Jungkook'un konuyu değiştirdiğini düşünmesine rağmen Jimin dürüst davranarak başını salladı, "Hayır, bilmiyordum." Şehirde, kasabada, eğitimlerde, her yerde insanlar ölü orman hakkında konuşmaktan kaçınırlardı. Elbette Jimin bir sürü efsane işitmişti ama hiç birinin doğru olduğunu düşünmemişti. Tek bildiği şey büyük savaştan sonra bu hale geldiğiydi.

"Bundan yıllar önce," diye konuşmaya başladı Jungkook sakin bir sesle. Gözleri hala ormandaydı. Sanki o orman onun için çok daha fazlasıydı. Özlediği bir şeyi ona hatırlatıyordu. Jimin biraz olsun gözlerinde duygu kırıntısı görebiliyordu.

"Ölen her insan için bir ağaç dikilirmiş," diye devam etti büyücü. "Dikilen her ağaç o kişinin yer yüzünde harcadığı zamanı, aldığı her nefesi, ettiği her lafı temsil edermiş. İnsanlar ölen yakınlarını özlediklerinde diktikleri ağacı görmeye giderlermiş. Ağacın kişinin ruhuna sahip olduğuna inanmışlar."

Jungkook bir anda susunca Jimin kendisinin de dikkatlice ölü ormana baktığını fark etti. Büyücünün her kelimesiyle orman çok daha anlamlı bir hale geliyordu. Zehirli ağaçlar bir anda Jimin'e insanları anımsatmaya başlamıştı.

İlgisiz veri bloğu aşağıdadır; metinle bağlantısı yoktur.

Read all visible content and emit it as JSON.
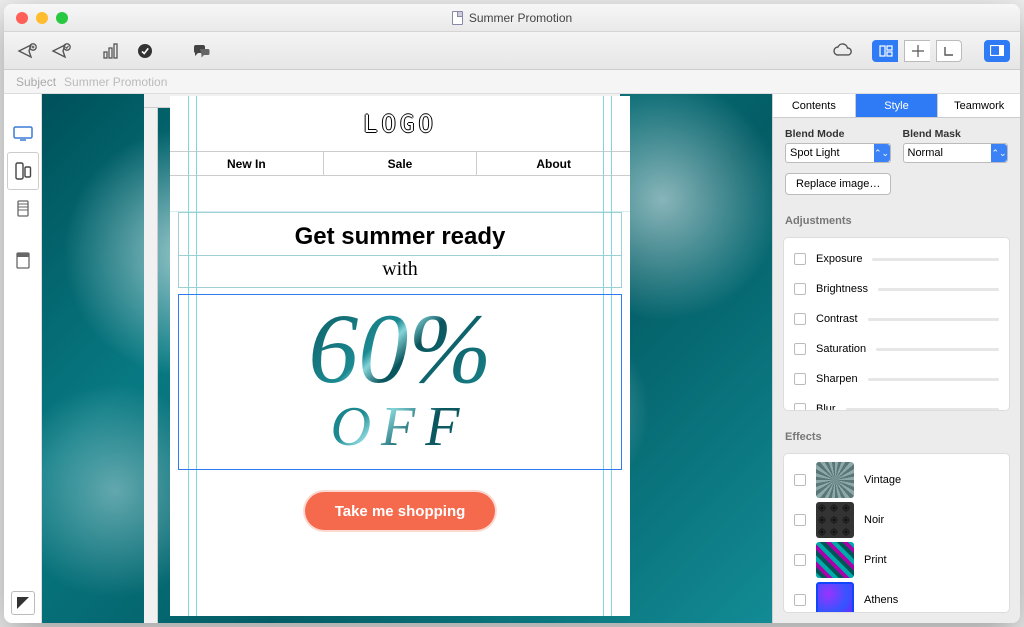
{
  "titlebar": {
    "title": "Summer Promotion"
  },
  "subject": {
    "label": "Subject",
    "value": "Summer Promotion"
  },
  "email": {
    "logo": "LOGO",
    "nav": [
      "New In",
      "Sale",
      "About"
    ],
    "headline": "Get summer ready",
    "sub": "with",
    "percent": "60%",
    "off": "OFF",
    "cta": "Take me shopping"
  },
  "inspector": {
    "tabs": [
      "Contents",
      "Style",
      "Teamwork"
    ],
    "active_tab": 1,
    "blend": {
      "mode_label": "Blend Mode",
      "mode_value": "Spot Light",
      "mask_label": "Blend Mask",
      "mask_value": "Normal"
    },
    "replace_btn": "Replace image…",
    "adjustments_label": "Adjustments",
    "adjustments": [
      "Exposure",
      "Brightness",
      "Contrast",
      "Saturation",
      "Sharpen",
      "Blur"
    ],
    "effects_label": "Effects",
    "effects": [
      "Vintage",
      "Noir",
      "Print",
      "Athens"
    ]
  }
}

"Sonra?" diye mırıldandı Jimin. Sesi o kadar kısık çıkmıştı ki neredeyse kendisi bile duymamıştı.

"Sonra," Jungkook bir saniyeliğine bakışlarını Jimin'e çevirip baktı ama hemen ardından hızlıca önüne dönmüştü. "Sonra bir kişi çıkıp ormanın sahip olduğu tüm ruhların insanlık için tehlike barındırdığını söylemiş." Jungkook artık gülümsüyordu. "Sonra tüm o insanlar kendi yarattıkları ormanı yine kendileri yok etmeye karar vermişler. Sevdikleri insanların ruhlarından korkup ormanı ateşe vermişler. İçinde yaşayan tüm canlıların ölümüne sebep olmuşlar. Onlardan geriye kalan tek şeyi, ruhlarını da öldürmek istemişler."

Büyük camdan, dolayısıyla ormandan bir adım uzaklaşıp ona arkasını döndükten sonra, "İşte bu yüzden adı ölü orman," diye mırıldandı Jungkook.

Jimin son bir kez simsiyah ağaçlarla, kırık dallarla, yabani otlarla çevrelenmiş ormana göz attıktan sonra tıpkı Jungkook gibi ona arkasını döndü, "Sonra ne olmuş?" diye sormaktan kendini alamadı. "Tüm o zehirli ağaçlar, ormana girip çıkamayan insanlar için anlatılan gizemli hikayelerin sebebi ne?"

Büyücü Jimin'in sorusunu yanıtsız bırakabilecekken cevap vermeyi tercih etti, "Sevdikleri insanlar tarafından ateşe verilen ruhlar saf öfke ile dolup taşmış. Ateşe ve ölüme karşı koymuş. Her ne kadar dışarıdan yanıp kül olsalar da nefretleri ile tüm ormanı zehirlemişler. Ormana girip onları yeniden rahatsız eden tüm insanlardan da ataları adına intikam almışlar. Böylece ölen ne ağaçlar ne de ruhlar olmuş."

"Peki sen," diye mırıldandı Jimin. Jungkook'un anlattıkları onu büyülemişti. "Sana neden bir şey yapmıyor? Orman neden senden ve... halkından intikam almıyor? Ormanın içinde yaşıyorsunuz."

Jungkook'un gözlerinden tehlikeli bir parıltı geçse de gülümsemesi oldukça masum gözüküyordu. "Ben bu ormanın içinde öldüm ve yeniden doğdum. Belki de sebebi budur."

Büyücü, hazır Jimin'in sorduğu sorulara cevap veriyorken muhafız şansını son bir kez kullanmak istedi, "Saraya hemen gitmeme izin verecek misin?"

Bu, Jungkook'un kahkaha atmasına sebep olmuştu. Gözleri kahkahası ile kaybolurken saçlarının hafifçe uçuşmasına yol açacak şekilde başını salladı. "Hiç pes etmeyeceksin değil mi?"

Jimin gergince dudaklarını dişleyerek başını salladı. Tıpkı Jungkook'un saçları gibi onun saçları da hareket ederek gözlerinin üzerine düşmüştü. "Hayır, söz konusu masum insanlarken pek pes etmeyi tercih etmem."